На протяжении своего визита в Диснейленд, который широко освещался в прессе, рабочие из «Сан-Хосе» были в желтых шахтерских касках с прикрепленными к ним черными мышиными ушками. В феврале двадцать пять из них посетили Святую землю, и министерство туризма Израиля вручило каждому шляпу с надписью «Израиль любит тебя». Шахтеры были благодарны корпорации «Дисней» за возможность отвезти свои семьи в «самое счастливое место на земле»; они также были благодарны правительству Израиля за возможность посетить храм Гроба Господня, реку Иордан и другие священные места и таким образом отдать должное святому провидению, которое спасло их жизни. Но к этой благодарности примешивалось странное ощущение от того, что к ним относятся как к знаменитостям. «На тебя смотрят как на рок-звезду – и это стресс, – сказал Педро Кортес, участник обеих поездок. – Когда мы зашли в Диснейленд, люди просили разрешения к нам прикоснуться. Как будто мы святые». Когда гости «Волшебного королевства» видели шахтера в желтой каске, идущего по центральной аллее, они говорили: «Да это один из чилийских шахтеров!» Посетители парка вспоминали историю этих людей – их спасли из самой глубокой подземной ловушки в истории человечества – и, естественно, не могли удержаться, чтобы не пойти следом и не сделать пару снимков. «Да, это действительно чудо, что мы остались живы. Мы благодарны Богу и всем людям, которые нам помогли, – добавил Педро. – Но это было как в кино про жизнь Христа, когда он шел, и все шли за ним». Такое же странное поведение прохожих продолжалось и на Святой земле.
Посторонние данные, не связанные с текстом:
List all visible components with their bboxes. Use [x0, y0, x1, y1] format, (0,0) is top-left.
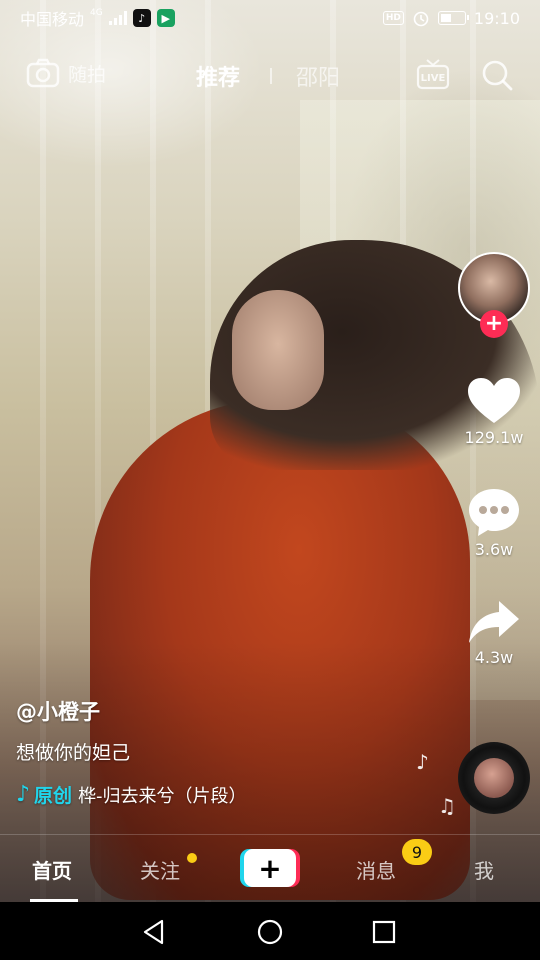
- alarm-icon: [413, 11, 429, 27]
- follow-plus-button[interactable]: +: [480, 310, 508, 338]
- music-title: 桦-归去来兮（片段）: [78, 785, 247, 807]
- search-icon: [482, 60, 513, 91]
- hd-icon: HD: [382, 11, 404, 25]
- search-button[interactable]: [480, 58, 514, 92]
- top-nav: 随拍 推荐 邵阳 LIVE: [0, 52, 540, 98]
- music-disc[interactable]: [458, 742, 530, 814]
- create-video-button[interactable]: +: [240, 849, 300, 887]
- dancer-face: [232, 290, 324, 410]
- live-label: LIVE: [421, 73, 446, 84]
- recents-square-icon[interactable]: [370, 918, 398, 946]
- music-note-icon: ♪: [16, 782, 31, 807]
- share-arrow-icon: [469, 601, 519, 643]
- network-type: 4G: [90, 8, 103, 18]
- heart-icon: [468, 378, 520, 423]
- video-description: 想做你的妲己: [16, 742, 131, 764]
- status-bar: 中国移动 4G ♪ ▶ HD 19:10: [0, 0, 540, 36]
- video-app-notification-icon: ▶: [156, 9, 175, 27]
- music-cover: [474, 758, 514, 798]
- carrier-label: 中国移动: [20, 10, 85, 29]
- clock: 19:10: [473, 8, 520, 28]
- comment-bubble-icon: [469, 489, 519, 536]
- tab-home[interactable]: 首页: [32, 855, 72, 884]
- author-name[interactable]: @小橙子: [16, 696, 416, 726]
- tab-follow[interactable]: 关注: [140, 855, 180, 884]
- plus-icon: +: [244, 849, 296, 887]
- like-button[interactable]: 129.1w: [454, 376, 534, 447]
- music-info[interactable]: ♪ 原创 桦-归去来兮（片段）: [16, 781, 416, 808]
- tab-recommend[interactable]: 推荐: [196, 60, 240, 92]
- messages-badge: 9: [402, 839, 432, 865]
- back-triangle-icon[interactable]: [140, 918, 168, 946]
- share-button[interactable]: 4.3w: [454, 598, 534, 667]
- camera-label: 随拍: [68, 63, 107, 86]
- tab-me[interactable]: 我: [474, 855, 494, 884]
- video-caption: @小橙子 想做你的妲己 ♪ 原创 桦-归去来兮（片段）: [16, 696, 416, 808]
- camera-button[interactable]: 随拍: [26, 58, 106, 88]
- music-original-tag: 原创: [34, 785, 73, 807]
- comment-button[interactable]: 3.6w: [454, 486, 534, 559]
- tab-divider: [270, 68, 272, 84]
- tiktok-notification-icon: ♪: [132, 9, 151, 27]
- live-tv-icon: LIVE: [416, 59, 450, 90]
- home-circle-icon[interactable]: [256, 918, 284, 946]
- floating-music-note-icon: ♪: [416, 750, 429, 774]
- tab-messages[interactable]: 消息: [356, 855, 396, 884]
- share-count: 4.3w: [474, 648, 514, 667]
- like-count: 129.1w: [464, 428, 524, 447]
- floating-music-note-icon: ♫: [438, 794, 456, 818]
- battery-icon: [437, 11, 469, 25]
- signal-icon: [108, 11, 127, 25]
- camera-icon: [26, 58, 60, 88]
- tab-city[interactable]: 邵阳: [296, 60, 340, 92]
- system-nav-bar: [0, 902, 540, 960]
- follow-new-dot: [187, 853, 197, 863]
- comment-count: 3.6w: [474, 540, 514, 559]
- live-button[interactable]: LIVE: [416, 58, 450, 90]
- bottom-tab-bar: 首页 关注 + 消息 9 我: [0, 834, 540, 902]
После возвращения в Чили Педро решил, что пора завязывать быть героем или персонажем библейской истории. Пора снова привести жизнь в порядок. Для начала, вместо того чтобы купить дорогую желтую «Camaro», о которой он мечтал, пока находился на шахте, он купил подержанный джип. И, что куда важнее, он решил поступить в университет и получить диплом по электронике. Но когда начал посещать занятия, то возникла небольшая проблема: он был единственной знаменитостью в студенческом городке. Журналисты осаждали аудиторию, чтобы поговорить с ним. «Я хотел сохранять спокойствие, но все было против меня», – рассказывал он. И журналисты с телевидения, и длительная тишина – все это вызывало воспоминания о пребывании в шахте, даже вид его девушки и родных вызывал не те чувства. В один из дней Педро ушел с занятий в слезах и пропустил два последующих дня: «Я чувствовал себя полностью опустошенным». Ему казалось, что он разочаровывает всех, что никогда не дорастет до уровня их ожиданий, и он отчаянно пытался объяснить это чувство профессионалу, который, по идее, должен был ему помочь. «Но даже психолог не смог меня понять».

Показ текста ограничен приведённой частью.